Interfaces often control the structure and properties of materials, particularly at the molecular and nanoscale. At the same time, heterogeneous interfaces, challenge many computational approaches due to their complexity and the high atomic density on both sides. In this talk, we (i) show by density-functional calculations that shape and assembly of nanocrystals can be controlled by ligand adsorption on the nanocrystal facets [1] and (ii) develop a new approach that describes the effects of solvent in diffusion Monte Carlo through a classical density-functional description of the liquid environment, dramatically increasing the utility of quantum Monte Carlo calculations for solvated systems [2].
The self-assembly of nanocrystals into mesoscale superlattices provides a path to the design of materials with tunable electronic, physical and chemical properties for various applications. The self-assembly is controlled by the nanocrystal shape and ligand-mediated interactions between them. To understand this, it is necessary to know the effect of the ligands on the surface energies (which tune the nanocrystal shape), as well as the relative coverage of the different facets (which control the interactions). We will discuss how calculations of ab-initio surface and ligand-binding energies for PbSe nanocrystals predict the equilibrium shape of the nanocrystals and a transition from octahedral to cubic when increasing the ligand concentration during synthesis [1]. Our results furthermore suggest that the experimentally observed transformation of the nanocrystal superlattice structure from fcc to bcc is caused by the preferential detachment of ligands from particular facets, leading to anisotropic ligand coverage [3].

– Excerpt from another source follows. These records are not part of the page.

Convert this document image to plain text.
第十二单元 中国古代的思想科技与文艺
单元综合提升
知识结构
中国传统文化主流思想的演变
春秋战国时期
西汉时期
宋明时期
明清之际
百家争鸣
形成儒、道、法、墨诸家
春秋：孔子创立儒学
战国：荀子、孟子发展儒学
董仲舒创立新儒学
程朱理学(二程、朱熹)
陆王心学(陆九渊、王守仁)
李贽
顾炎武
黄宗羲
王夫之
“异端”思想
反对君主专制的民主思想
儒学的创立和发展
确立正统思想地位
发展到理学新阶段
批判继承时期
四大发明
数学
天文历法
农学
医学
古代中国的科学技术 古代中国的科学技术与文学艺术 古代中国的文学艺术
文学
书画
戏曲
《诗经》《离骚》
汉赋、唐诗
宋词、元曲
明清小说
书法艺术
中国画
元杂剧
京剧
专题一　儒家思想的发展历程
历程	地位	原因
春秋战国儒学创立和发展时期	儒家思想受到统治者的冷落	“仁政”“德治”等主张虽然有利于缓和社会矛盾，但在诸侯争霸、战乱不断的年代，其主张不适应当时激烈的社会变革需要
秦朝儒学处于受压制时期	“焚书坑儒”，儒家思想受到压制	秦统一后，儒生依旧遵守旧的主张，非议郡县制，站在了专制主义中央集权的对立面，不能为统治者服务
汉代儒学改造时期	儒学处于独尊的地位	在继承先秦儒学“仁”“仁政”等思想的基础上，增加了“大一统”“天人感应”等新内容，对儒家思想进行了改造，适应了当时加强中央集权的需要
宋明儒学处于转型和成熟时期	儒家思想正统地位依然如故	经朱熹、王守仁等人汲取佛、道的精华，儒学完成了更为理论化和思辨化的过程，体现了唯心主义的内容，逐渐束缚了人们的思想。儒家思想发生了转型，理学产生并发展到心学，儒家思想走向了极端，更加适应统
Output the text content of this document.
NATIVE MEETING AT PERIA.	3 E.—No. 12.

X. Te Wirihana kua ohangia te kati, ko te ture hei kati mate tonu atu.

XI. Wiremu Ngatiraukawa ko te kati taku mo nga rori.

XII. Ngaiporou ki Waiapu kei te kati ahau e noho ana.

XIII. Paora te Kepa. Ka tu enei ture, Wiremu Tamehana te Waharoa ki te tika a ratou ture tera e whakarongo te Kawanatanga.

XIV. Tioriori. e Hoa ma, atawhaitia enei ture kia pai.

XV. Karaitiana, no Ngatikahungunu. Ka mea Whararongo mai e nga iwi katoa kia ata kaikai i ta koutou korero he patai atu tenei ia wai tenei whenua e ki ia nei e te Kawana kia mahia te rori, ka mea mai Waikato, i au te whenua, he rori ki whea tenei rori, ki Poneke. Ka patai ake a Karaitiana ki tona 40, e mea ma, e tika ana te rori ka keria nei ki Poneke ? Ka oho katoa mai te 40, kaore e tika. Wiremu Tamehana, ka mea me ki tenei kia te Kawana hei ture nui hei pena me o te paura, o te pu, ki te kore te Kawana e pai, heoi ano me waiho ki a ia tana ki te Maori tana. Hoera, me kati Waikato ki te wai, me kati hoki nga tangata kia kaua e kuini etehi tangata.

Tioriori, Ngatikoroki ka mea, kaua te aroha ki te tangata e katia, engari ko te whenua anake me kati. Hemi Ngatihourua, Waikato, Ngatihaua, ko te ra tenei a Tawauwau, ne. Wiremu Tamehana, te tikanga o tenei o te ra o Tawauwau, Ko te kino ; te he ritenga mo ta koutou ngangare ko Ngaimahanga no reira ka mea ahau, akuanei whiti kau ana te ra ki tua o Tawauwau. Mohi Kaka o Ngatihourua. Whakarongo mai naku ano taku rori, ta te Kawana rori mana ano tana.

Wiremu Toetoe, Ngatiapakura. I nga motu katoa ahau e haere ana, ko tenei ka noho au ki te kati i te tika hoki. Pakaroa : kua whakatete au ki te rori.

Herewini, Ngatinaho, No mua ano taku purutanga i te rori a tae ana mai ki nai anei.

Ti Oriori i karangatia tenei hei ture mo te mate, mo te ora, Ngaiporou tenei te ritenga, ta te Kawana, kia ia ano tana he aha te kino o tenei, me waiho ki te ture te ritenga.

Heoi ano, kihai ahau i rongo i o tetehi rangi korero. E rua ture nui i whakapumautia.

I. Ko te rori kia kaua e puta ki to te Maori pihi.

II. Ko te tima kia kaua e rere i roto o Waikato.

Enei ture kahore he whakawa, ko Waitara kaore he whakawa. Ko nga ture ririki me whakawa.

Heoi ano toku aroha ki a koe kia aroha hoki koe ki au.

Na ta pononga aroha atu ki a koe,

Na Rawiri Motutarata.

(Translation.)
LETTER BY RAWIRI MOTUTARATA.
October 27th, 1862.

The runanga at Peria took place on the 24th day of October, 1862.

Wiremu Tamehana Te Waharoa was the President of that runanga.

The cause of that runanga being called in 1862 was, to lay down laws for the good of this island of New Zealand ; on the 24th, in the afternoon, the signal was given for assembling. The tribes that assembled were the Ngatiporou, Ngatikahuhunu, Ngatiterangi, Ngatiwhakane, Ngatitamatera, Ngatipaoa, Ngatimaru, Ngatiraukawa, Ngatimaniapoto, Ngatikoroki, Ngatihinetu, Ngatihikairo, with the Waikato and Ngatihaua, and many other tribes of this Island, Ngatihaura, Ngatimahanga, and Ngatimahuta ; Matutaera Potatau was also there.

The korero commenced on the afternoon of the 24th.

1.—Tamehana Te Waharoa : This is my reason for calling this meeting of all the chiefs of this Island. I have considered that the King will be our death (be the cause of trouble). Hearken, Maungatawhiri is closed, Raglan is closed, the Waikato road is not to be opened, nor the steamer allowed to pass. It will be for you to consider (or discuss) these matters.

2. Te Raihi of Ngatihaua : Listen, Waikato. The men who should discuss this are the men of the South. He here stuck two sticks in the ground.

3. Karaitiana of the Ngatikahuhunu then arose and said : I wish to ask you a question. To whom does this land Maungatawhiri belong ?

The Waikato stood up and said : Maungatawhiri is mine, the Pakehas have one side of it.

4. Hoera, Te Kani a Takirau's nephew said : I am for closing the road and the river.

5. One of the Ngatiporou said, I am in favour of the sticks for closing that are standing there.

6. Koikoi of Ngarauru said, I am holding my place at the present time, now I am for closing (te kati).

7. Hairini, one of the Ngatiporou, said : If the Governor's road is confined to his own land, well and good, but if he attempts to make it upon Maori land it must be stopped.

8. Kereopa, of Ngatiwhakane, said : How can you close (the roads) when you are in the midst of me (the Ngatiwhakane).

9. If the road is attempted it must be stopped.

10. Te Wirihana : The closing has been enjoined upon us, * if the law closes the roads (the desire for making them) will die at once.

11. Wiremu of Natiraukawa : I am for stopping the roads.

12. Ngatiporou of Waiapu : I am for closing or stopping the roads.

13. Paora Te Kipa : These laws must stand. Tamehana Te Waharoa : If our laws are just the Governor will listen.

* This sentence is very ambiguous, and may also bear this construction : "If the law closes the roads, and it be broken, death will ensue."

Next, we present a new approach that describes the effects of solvent in diffusion Monte Carlo through a classical density-functional description of the liquid environment, dramatically increasing the utility of quantum Monte Carlo calculations for solvated systems. The method yields free energies and thermodynamic averages directly, while eliminating the need for explicit solvent electrons. We implemented this approach into diffusion Monte Carlo and tested it for the solvation energy of formaldehyde. The method is general and suitable for calculations using any form of trial wave function and is applicable to molecules, surfaces, and crystals [2].
[1] ACS Nano 6, 2118 (2012).
[2] Phys. Rev. B 85, 201102(R) (2012).
[3] J. Am. Chem. Soc. 133, 3131 (2011).